MY Lovely Story

MY Lovely Story
Eps. 63



Berkali-kali gadis itu mendengar seorang wanita meminta tolong. Tidak hanya wanita, tetapi juga pria, yang gadis itu fikirkan adalah pasti mereka lebih dari 1..


Renxa sangat terkejut, ia segera berdiri. Ia merapihkan barang-barangnya terlebih dahulu, seperti handphone dan earphone-nya kembali kedalam tas. Ia bahkan berusaha untuk tidak mengeluarkan suara apapun. Perlahan ia melepaskan kunci pintunya dan membukanya sedikit demi sedikit.


Mata Renxa langsung terbuka lebar, ada beberapa orang berada disudut kanan ruangan toilet yang sangat luas tersebut. Seorang wanita dewasa dan 3 orang pria dewasa, pria-pria itu sedang berusaha memojokkan wanitanya. Sedangkan wanita itu terlihat sangat takut dan dia menangis, ketiga pria itu selalu menyentuhnya.


" ...hahaha..."


(Brakk..)


Renxa sangat marah melihat itu, tanpa fikir panjang ia membanting pintunya dan berlari kearah ke-empat orang itu.

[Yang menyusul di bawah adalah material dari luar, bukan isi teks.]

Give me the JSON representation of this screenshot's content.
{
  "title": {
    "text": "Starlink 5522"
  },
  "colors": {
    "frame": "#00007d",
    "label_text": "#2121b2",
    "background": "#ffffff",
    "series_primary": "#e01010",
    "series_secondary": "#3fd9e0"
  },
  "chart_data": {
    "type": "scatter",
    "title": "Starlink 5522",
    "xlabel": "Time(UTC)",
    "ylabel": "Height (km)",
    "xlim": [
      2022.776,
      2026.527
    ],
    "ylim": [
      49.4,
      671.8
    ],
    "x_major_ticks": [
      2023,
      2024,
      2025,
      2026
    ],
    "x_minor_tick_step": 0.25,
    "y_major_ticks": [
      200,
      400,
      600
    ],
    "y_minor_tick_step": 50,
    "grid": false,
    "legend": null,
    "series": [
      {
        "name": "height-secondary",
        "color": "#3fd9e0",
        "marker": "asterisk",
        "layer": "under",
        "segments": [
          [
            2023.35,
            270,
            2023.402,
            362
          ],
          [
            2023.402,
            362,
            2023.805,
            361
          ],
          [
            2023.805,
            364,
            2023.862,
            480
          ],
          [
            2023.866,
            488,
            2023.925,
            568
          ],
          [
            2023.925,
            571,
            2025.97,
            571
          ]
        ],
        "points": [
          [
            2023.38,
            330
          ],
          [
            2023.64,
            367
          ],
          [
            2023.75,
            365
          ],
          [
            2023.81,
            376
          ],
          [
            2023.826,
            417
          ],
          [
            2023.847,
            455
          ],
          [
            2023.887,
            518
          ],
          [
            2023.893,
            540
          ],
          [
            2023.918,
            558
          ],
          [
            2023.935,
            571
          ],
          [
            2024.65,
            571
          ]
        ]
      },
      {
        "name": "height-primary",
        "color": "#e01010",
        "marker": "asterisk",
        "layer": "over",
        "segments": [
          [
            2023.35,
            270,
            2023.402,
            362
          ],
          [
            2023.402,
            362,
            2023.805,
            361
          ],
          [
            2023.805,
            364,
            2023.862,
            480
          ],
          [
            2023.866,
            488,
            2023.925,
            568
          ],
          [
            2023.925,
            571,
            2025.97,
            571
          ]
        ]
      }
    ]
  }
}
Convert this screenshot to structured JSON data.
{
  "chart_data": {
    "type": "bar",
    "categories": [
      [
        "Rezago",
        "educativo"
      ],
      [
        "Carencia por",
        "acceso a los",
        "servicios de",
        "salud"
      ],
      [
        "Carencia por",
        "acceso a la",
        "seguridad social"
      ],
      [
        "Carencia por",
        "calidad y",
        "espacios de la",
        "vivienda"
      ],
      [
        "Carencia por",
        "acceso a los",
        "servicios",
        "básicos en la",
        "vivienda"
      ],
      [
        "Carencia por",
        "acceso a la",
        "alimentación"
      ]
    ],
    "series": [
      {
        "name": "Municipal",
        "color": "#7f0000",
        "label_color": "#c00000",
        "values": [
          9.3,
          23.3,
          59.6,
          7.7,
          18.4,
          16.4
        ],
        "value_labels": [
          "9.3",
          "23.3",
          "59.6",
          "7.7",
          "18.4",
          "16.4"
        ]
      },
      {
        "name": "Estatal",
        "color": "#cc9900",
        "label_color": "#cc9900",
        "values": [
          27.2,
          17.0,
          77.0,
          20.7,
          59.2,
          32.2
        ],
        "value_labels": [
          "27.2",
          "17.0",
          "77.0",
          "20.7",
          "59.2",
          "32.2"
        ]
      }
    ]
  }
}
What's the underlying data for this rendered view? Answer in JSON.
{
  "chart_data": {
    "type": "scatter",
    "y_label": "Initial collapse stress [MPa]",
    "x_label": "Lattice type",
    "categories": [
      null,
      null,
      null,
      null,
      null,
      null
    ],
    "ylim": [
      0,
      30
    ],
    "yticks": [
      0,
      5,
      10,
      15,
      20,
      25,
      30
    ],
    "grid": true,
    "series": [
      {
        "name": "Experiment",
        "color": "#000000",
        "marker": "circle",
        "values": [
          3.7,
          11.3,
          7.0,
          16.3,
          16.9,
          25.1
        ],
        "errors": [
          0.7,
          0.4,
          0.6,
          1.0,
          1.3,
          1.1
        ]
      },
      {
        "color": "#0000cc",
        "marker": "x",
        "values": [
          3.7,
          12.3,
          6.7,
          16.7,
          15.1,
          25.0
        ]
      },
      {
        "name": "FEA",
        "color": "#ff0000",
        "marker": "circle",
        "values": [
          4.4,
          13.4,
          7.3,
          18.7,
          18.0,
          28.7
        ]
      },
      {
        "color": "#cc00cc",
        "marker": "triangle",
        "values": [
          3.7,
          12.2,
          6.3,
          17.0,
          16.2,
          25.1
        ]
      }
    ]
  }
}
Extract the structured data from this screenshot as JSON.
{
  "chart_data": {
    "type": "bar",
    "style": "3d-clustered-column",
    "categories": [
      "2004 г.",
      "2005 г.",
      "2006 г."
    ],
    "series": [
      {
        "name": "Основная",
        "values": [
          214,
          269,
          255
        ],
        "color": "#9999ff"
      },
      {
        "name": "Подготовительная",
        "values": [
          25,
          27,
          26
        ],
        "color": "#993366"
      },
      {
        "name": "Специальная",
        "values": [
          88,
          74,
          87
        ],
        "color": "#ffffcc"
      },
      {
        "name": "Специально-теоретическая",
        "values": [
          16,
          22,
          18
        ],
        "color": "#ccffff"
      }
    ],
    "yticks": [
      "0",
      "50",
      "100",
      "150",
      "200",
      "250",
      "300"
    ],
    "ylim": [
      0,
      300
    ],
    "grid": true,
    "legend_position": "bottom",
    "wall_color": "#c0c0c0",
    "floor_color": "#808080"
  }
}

Mereka bertiga terkejut dan berbalik arah melihat gadis itu. Belum sempat mereka melihatnya, Renxa mendorong sekuat-kuatnya ketiga pria yang mengelilingi wanita itu. Dua ke kanan dan satu ke kiri, saat jalan terbuka Renxa langsung meraih tangan wanita itu dan berlari bersamanya.


" Ayo.. " (berlari) Bisik Renxa yang menarik kuat tangan wanita itu


" Eh.. oi.. " Ketiga pria itu segera bangkit dan mengejar mereka


Tidak lama ia meninggalkan pria itu, ia benar-benar memiliki masalah yang besar. Pintu dimana mereka masuk dan keluar sudah terkunci rapat, sehingga ia tidak bisa keluar.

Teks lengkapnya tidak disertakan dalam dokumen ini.